Schließlich gilt es Fakten zu schaffen, bevor das Bundesverwaltungsgericht sich intensiver mit dem Freileitungsprojekt befasst. Die Warnung, die das Gericht in seinem Beschluss vom 12. November 2020 ausgesprochen hat, halten die Macher bei 50 Hetz offenbar für unerheblich:

„Es mag sein, dass ein Erfolg des Antragstellers (Nabu-Brandenburg, H.L.)  im Eil- und späteren Klageverfahren dazu führt, dass der Planfeststellungsbeschluss insgesamt beanstandet würde. Es ist aber Sache der Beigeladenen (50 Hertz, H.L.) zu entschieden, ob sie bereits Investitionen vornimmt, obwohl sie nicht über einen bestandskräftigen Planfeststellungsbeschluss verfügt“ (BVerwG 4 VR 6.20)

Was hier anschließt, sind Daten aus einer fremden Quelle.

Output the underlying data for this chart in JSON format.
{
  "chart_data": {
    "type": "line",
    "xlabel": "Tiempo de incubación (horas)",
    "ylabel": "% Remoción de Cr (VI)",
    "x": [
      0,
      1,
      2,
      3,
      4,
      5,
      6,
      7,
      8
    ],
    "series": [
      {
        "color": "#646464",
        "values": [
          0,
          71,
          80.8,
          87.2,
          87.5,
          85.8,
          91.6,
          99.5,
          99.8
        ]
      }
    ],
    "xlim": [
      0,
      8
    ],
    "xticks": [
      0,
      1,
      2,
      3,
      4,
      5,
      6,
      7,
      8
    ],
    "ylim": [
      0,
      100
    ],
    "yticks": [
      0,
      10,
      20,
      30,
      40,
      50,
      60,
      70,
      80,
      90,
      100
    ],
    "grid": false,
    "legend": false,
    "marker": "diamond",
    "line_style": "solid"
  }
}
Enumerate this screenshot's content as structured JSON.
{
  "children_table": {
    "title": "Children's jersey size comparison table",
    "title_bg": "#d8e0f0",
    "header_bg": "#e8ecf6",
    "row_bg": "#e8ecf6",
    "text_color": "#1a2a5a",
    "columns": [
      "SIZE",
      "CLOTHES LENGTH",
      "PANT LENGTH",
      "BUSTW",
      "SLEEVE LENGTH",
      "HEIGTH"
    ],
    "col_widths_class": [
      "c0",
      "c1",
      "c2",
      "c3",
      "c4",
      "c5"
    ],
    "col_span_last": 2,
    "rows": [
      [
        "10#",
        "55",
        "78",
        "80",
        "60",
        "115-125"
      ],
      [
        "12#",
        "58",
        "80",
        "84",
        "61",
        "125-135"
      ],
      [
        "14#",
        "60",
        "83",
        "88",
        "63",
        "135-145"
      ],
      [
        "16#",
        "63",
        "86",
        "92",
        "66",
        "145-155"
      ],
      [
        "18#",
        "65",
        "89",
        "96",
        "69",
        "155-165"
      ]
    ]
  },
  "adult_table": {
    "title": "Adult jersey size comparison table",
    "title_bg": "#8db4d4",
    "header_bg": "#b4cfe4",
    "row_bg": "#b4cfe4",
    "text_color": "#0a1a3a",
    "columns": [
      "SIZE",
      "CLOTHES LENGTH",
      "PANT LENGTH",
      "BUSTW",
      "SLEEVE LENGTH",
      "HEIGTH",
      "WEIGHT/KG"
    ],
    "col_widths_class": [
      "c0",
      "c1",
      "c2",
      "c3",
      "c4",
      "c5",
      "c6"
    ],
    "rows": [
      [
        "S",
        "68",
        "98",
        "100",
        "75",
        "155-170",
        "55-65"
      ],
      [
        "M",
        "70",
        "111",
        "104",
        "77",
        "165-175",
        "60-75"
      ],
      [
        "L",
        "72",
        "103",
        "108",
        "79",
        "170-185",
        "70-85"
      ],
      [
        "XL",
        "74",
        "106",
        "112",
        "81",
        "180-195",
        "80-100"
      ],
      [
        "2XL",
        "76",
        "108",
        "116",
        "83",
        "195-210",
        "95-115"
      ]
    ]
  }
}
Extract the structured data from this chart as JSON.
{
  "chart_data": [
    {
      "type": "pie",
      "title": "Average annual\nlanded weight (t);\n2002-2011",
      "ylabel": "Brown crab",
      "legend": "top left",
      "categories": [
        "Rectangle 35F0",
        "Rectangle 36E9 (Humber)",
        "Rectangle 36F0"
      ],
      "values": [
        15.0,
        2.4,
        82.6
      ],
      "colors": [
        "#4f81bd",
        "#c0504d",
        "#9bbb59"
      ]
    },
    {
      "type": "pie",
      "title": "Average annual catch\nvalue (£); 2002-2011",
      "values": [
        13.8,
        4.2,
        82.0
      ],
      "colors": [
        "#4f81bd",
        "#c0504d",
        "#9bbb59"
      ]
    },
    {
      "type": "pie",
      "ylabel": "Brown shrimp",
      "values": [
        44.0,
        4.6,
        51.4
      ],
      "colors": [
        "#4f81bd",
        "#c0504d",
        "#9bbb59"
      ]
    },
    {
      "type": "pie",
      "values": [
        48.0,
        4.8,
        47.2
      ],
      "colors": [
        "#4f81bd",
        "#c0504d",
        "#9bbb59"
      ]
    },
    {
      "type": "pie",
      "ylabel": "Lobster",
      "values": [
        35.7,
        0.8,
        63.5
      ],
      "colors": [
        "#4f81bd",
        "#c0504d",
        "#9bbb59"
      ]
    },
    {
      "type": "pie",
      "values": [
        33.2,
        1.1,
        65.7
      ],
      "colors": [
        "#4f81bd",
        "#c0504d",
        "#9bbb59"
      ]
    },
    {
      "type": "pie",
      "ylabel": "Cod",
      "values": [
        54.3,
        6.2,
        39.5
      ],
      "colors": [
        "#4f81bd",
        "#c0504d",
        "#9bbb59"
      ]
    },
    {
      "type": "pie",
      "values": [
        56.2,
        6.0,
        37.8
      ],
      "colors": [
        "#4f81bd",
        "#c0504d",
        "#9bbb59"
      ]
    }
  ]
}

Mit dem Beschluss vom 15. Juni 2021 zum Rechtsschutzantrag hat das Bundesverwaltungsgericht für die Baufelder 1-3 (zwischen Mast 1 und Mast 217) einen Baustopp verhängt und festgestellt, dass die Erfolgsaussichten der Klage nicht im summarischen Verfahren zu beurteilen sind. Viele Frage seien in der Hauptverhandlung zu klären.  

Damit hat das Gericht der Rechtsauffassung des LBGR und von 50 Hertz, die Klage sei unbegründet und abzuweisen, klar widersprochen.

Inzwischen stehen die ersten Masten bereits nördlich des Finowkanals zwischen Britz und Golzow (Mast 225-219), also auf dem Gebiet des Biosphärenreservats Schorfheide-Chorin. Für die letzten beiden Masten (218 und 217) an der Grenze zum Baufeld 3, in dem der Baustopp greift, sind die Fundamente gegossen und liegt das Material zur Montage des Gestänges bereit.

Südlich von Mast 225 sind vorbereitende Maßnahmen für Fundamentarbeiten erkennbar.

Wer die Verbindungsstraße von Golzow nach Britz entlangfährt, kann die Masten sehen und unschwer erkennen, dass sie die Bestandsleitung deutlich überragen.

Mit dem Angriff auf das Biosphärenreservat treibt 50Hetz sein Hasardspiel auf die Spitze.

Für die Querung Eberswaldes hat 50 Hertz die Errichtung der Masten für das kommende Frühjahr/den Sommer angekündigt. Zunächst will man im Bereich der Garagen, die einem Mastfundament im Wege stehen, für Baufreiheit sorgen.

Da Friedhelm Boginski auf der Landesliste der FDP in den Bundestag gewählt wurde, stehen in Eberswalde  Bürgermeisterwahlen an. Mal sehen, ob der Konflikt um die 380 kV-Freileitung in dem kommenden Wahlkampf um das Bürgermeisteramt eine Rolle spielt.